# Oh Crap...



## Wolfie (Nov 11, 2008)

So I've got almost everything ready for a closet growroom, I'm installing the mylar and I hit a problem. There's an electrical outlet in the closet...only a 2 prong. Can I cover it with something safe, (tape?) and run the mylar over it? Or, what are my options here?


----------



## UKgirl420 (Nov 11, 2008)

what a bout a child safty cap ?


----------



## The Hemp Goddess (Nov 11, 2008)

UKgirl420 said:
			
		

> what a bout a child safty cap ?



Good idea.  Thanks and welcome to the forum.


----------



## Wolfie (Nov 12, 2008)

awesome...will do


----------



## bud.uncle (Nov 12, 2008)

UKgirl420 said:
			
		

> what a bout a child safty cap ?



smart thinking..........^^^^^^^^^^^^^^ :aok:

me

I'd prefer to remove the socket cover and put a blanking plate on it.......
If it was in the way, or a dangerous position.


----------



## 4u2sm0ke (Nov 12, 2008)

all those are sweeeeeet   ideas...me myself,  would find the breaker for it..shut it off...pull two prong outlet out..and replace with G.F.I. outlet  and use it. it may be diffrent circet..why cover?......Just my Thaughts


----------



## THCPezDispenser (Nov 12, 2008)

4u, do you need to run anything special back to the panel to install a GFI, or is it all contained in the socket itself?


----------



## smokingjoe (Nov 13, 2008)

what about pulling the face plate off the wall outlet and trimming the mylar around it then whacking the face plate back on.

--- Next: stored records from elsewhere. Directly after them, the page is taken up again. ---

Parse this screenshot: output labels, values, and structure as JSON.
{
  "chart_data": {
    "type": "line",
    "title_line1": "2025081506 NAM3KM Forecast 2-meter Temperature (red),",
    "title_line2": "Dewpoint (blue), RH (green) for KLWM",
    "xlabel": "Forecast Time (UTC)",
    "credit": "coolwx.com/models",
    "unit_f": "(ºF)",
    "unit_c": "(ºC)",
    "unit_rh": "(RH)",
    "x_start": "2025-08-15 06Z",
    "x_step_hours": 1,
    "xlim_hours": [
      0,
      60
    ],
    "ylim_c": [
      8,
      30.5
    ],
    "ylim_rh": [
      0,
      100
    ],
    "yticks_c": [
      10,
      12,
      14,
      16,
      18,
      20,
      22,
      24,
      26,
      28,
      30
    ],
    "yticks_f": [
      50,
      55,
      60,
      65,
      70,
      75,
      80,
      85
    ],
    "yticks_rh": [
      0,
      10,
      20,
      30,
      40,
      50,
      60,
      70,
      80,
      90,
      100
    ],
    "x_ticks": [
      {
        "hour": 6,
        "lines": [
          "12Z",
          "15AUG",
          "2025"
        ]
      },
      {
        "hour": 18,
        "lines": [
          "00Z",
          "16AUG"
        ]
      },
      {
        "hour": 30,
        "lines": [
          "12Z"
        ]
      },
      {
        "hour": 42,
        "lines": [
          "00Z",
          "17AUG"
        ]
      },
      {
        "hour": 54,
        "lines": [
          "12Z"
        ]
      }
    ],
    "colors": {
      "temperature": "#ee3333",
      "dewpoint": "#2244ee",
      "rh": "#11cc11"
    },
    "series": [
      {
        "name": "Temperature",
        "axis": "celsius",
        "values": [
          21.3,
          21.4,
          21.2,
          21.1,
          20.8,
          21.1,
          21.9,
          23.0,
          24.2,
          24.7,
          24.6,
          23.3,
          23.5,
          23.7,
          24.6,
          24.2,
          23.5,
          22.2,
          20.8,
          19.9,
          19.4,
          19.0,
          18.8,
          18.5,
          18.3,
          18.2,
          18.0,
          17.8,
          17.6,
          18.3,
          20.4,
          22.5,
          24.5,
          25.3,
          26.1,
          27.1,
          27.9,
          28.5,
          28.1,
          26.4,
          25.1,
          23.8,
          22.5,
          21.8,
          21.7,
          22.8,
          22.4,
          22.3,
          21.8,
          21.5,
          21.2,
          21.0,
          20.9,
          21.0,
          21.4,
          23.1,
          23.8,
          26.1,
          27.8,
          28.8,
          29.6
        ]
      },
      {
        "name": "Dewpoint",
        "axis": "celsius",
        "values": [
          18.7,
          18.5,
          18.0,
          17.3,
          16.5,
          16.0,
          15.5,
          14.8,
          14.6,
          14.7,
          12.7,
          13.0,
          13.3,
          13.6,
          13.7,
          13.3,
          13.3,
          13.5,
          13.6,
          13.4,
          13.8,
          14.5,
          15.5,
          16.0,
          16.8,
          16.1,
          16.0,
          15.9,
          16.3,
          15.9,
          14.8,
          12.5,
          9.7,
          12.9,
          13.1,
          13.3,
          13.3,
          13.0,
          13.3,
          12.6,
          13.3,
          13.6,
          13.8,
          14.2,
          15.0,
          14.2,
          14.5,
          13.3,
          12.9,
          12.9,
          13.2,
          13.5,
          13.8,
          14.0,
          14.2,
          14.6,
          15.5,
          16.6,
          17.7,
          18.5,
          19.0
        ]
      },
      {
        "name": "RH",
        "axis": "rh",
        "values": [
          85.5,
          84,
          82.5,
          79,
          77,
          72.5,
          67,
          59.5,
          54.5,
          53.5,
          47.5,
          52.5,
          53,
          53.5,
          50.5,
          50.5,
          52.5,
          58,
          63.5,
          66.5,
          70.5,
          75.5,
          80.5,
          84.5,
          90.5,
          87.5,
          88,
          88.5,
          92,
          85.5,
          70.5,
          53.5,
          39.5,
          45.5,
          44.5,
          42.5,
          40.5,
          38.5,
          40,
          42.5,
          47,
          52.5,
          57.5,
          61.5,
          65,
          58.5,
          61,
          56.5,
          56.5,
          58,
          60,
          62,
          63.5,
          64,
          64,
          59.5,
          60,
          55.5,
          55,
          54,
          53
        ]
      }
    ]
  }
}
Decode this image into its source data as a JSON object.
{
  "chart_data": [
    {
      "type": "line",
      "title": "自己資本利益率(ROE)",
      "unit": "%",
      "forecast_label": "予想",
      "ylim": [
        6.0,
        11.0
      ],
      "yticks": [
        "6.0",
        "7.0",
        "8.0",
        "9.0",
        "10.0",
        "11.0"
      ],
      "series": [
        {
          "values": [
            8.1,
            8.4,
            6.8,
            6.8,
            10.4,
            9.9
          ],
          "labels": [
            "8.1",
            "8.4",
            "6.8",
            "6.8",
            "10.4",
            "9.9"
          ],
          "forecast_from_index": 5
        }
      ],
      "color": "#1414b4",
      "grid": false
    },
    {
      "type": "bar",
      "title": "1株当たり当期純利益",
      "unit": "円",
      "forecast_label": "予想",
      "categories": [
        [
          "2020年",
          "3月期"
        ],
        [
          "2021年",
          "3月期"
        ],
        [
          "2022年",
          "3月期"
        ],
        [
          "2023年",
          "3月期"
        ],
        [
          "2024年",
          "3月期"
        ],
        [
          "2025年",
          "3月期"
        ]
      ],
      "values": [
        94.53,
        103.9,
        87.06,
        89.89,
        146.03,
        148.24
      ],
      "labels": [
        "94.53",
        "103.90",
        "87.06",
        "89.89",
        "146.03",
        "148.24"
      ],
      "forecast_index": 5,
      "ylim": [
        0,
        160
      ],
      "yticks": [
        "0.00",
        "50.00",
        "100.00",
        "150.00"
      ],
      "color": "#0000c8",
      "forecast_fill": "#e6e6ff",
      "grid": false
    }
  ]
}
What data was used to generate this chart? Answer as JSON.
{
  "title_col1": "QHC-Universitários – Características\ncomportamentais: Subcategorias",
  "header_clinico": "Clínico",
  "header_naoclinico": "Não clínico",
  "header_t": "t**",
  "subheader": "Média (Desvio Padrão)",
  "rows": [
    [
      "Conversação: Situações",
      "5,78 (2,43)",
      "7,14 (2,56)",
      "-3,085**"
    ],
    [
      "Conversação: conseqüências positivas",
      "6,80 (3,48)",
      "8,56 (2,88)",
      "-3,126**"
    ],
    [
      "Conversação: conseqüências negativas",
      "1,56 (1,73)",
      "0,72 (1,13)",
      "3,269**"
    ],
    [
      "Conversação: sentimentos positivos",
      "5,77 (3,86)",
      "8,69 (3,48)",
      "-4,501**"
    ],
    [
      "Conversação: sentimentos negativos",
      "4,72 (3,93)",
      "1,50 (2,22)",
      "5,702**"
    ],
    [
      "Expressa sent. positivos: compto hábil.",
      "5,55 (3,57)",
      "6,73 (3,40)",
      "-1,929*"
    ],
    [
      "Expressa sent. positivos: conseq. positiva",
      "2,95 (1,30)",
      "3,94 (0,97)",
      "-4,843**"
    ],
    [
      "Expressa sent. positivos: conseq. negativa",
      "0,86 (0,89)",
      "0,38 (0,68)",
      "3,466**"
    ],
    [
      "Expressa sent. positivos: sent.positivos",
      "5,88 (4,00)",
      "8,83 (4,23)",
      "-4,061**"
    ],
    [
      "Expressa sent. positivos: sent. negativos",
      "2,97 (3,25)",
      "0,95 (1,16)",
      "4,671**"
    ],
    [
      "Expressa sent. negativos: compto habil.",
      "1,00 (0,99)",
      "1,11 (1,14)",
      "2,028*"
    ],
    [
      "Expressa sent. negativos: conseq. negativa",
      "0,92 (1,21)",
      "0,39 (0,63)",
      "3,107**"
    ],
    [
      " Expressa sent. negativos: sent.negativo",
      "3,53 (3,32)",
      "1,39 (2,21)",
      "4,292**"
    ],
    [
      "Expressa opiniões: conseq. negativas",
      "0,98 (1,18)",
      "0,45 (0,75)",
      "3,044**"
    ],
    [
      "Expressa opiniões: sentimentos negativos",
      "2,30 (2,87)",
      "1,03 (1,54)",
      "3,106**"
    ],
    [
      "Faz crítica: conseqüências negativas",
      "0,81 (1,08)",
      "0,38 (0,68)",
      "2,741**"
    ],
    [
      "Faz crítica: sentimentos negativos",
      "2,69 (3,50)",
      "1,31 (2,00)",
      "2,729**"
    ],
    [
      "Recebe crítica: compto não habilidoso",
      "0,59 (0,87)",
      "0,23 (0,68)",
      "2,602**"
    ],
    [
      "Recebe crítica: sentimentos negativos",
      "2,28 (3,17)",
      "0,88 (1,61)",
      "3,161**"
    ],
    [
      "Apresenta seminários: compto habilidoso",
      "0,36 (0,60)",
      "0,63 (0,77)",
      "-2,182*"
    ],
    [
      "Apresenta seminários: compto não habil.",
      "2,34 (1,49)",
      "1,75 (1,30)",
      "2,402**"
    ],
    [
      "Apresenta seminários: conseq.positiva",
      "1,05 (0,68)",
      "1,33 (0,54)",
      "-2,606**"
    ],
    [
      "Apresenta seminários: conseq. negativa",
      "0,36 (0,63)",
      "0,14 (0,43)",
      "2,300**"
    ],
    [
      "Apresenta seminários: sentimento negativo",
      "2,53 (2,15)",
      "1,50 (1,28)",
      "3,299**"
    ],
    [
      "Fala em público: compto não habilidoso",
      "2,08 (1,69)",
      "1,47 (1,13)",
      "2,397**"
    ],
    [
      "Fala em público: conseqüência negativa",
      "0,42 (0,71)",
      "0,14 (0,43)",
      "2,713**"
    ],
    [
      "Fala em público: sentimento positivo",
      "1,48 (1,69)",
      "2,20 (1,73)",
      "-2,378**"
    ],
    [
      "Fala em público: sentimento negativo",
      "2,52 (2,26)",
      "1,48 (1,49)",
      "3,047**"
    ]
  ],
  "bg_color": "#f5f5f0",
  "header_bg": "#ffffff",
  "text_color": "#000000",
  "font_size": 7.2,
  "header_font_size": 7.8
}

that's what I would do; but I grew up with a fastidious engineer.


----------



## BuddyLuv (Nov 13, 2008)

That is how I plan to do my outlets in my room. I have had the mylar for months just been putting off hanging it because it is such a PITA.


----------



## papabeach1 (Nov 13, 2008)

child safety plug covers is great idea.. that what I will do.. in case if I need it for fan


----------



## Wolfie (Nov 13, 2008)

4u2sm0ke said:
			
		

> all those are sweeeeeet   ideas...me myself,  would find the breaker for it..shut it off...pull two prong outlet out..and replace with G.F.I. outlet  and use it. it may be diffrent circet..why cover?......Just my Thaughts



I rent unfortunately, that's why...*sigh* plus I'm worried about any humidity issues with it being left open. I'm running all of the electrical cables outside of the closet and into a surge protector so I don't have to worry about any water accidents, etc. That mylar was a ***** to hang, it's almost impossible to get it completely flat against every surface.


----------



## 4u2sm0ke (Nov 13, 2008)

THCPezDispenser said:
			
		

> 4u, do you need to run anything special back to the panel to install a GFI, or is it all contained in the socket itself?


 
hey *THC*...No just be sure the wires are hooked to right screws..the instructions come on the box..


*wolfie*..you can always save the one you take out and put it back later..and if you worried about humidty  what abot the lights your useing?..realy..IMO..the humidity is whi I would go "GFI" outlet..we put them in Bathroom..and even sanas..thats got lots Humidity..just my thaughts

*smoking joe*..I would be concerned with electrical shock..im not sure but Milar seems to me wold be a conductor..But your the one with the engineer 

take care and be safe


----------



## TommyBres (Nov 28, 2008)

The real question is, why do you have an outlet in your closet? I don't think I've seen that very often.


----------



## 84VW (Nov 28, 2008)

maybe its just the area you live in?

most of my closets have outlets in them


----------



## nycdiesel (Dec 5, 2008)

go to your electrical supply house and get a "gasket"(.25$). 

Its a thin rubber or foam sheet with holes punched out for receptacles. You put it behind the plate (plastic/metal cover). It's what you use to keep water out of your outdoor outlets. That and child safety plugs will be fine.

 If your really concerned they have kits (15$) with a gasket and metal/plastic cover for outdoor outlets that can withstand a tsunami.


----------



## cryhavoc (Dec 7, 2008)

You can buy a cover for an outlet that has nothing on it.  It is just a white square that looks like a regular outlet cover but with no holes.


----------